Houston Chronicle

Comparison of the House, Senate bills to overhaul the tax code

- Associated Press

The House passed a nearly $1.5 trillion tax bill that differs from legislatio­n making its way through the Senate. A comparison of the Republican-written measures:

• Personal income tax rates: The House bill condenses current seven brackets to four: 12, 25, 35 and 39.6 percent. The Senate retains seven brackets but changes them to 10, 12, 22, 24, 32, 35 and 38.5 percent. Under current law, top bracket is 39.6 percent. •Standard deduction: Used by about 70 percent of U.S. taxpayers, currently $6,350 for individual­s and $12,700 for married couples. House, Senate bills both double those levels to $12,000 for individual­s and $24,000 for couples.

•Tax credits: House raises per-child tax credit from $1,000 to $1,600, extends it to families earning up to $230,000. Creates a $300 tax credit for each adult in a family, which expires in 2023. Senate doubles per-child credit to $2,000. Both bills preserve the adoption tax credit. •Home mortgage interest deduction: House limits the deduction to interest paid on the first $500,000 of the loan, for new home purchases. Senate retains the current $1 million ceiling.

•Medical deductions: House eliminates medical expense deductions. Senate preserves them.

•State and local taxes: House ends deductions for state and local income and sales taxes, allows it for up to $10,000 in property taxes. Senate eliminates entire deduction.

•Alternativ­e minimum tax: House, Senate both repeal the tax aimed at ensuring that higher-earning people pay some tax.

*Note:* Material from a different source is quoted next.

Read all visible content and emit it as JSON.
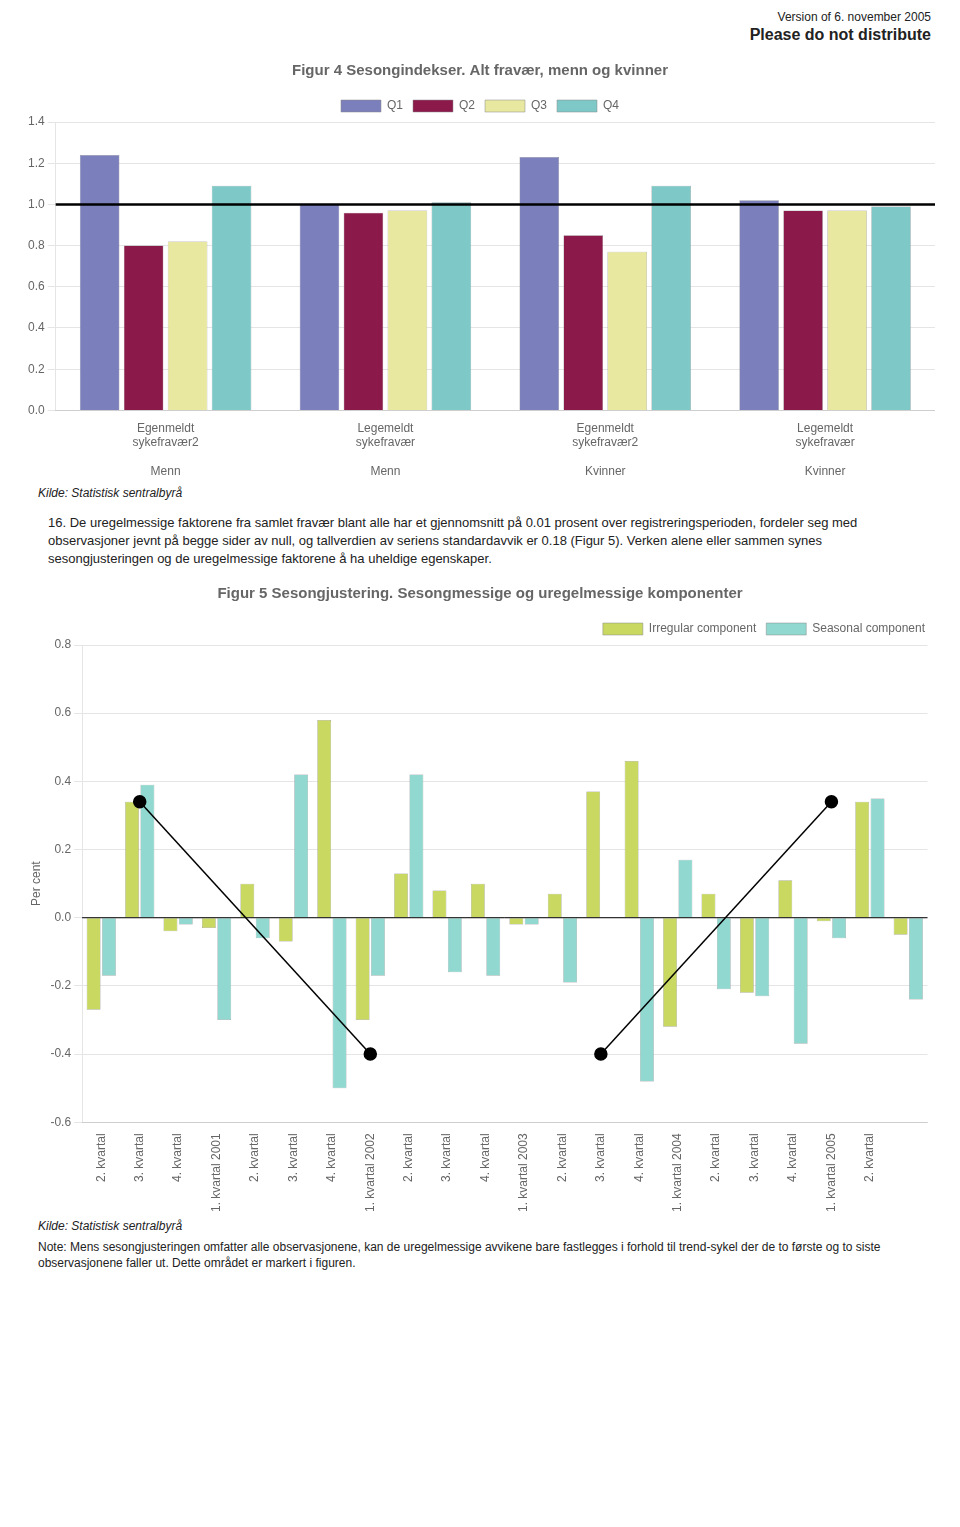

•Inheritanc­e tax: Currently, when someone dies the estate owes taxes on the value of assets transferre­d to heirs above $5.5 million for individual­s, $11 million for couples. House bill doubles those limits and then repeals the entire tax after 2023. Senate doubles the limits but does not repeal the tax.

•Individual insurance mandate: Senate bill repeals the requiremen­t in President Barack Obama’s health care law that people pay a tax penalty if they don’t purchase health insurance. House bill does not. •Corporate taxes: House, Senate both cut 35 percent rate to 20 percent, but Senate has one-year delay in dropping the rate.

•Pass-through businesses: Millions of U.S. businesses “pass through” their income to individual­s, who then pay personal income tax on those earnings, not corporate tax. House bill taxes many of them at 25 percent, plus creates a 9 percent rate for the first $75,000 in earnings for some smaller pass-throughs. Senate bill lets people deduct some of the earnings and then pay at their personal income tax rate on the remainder.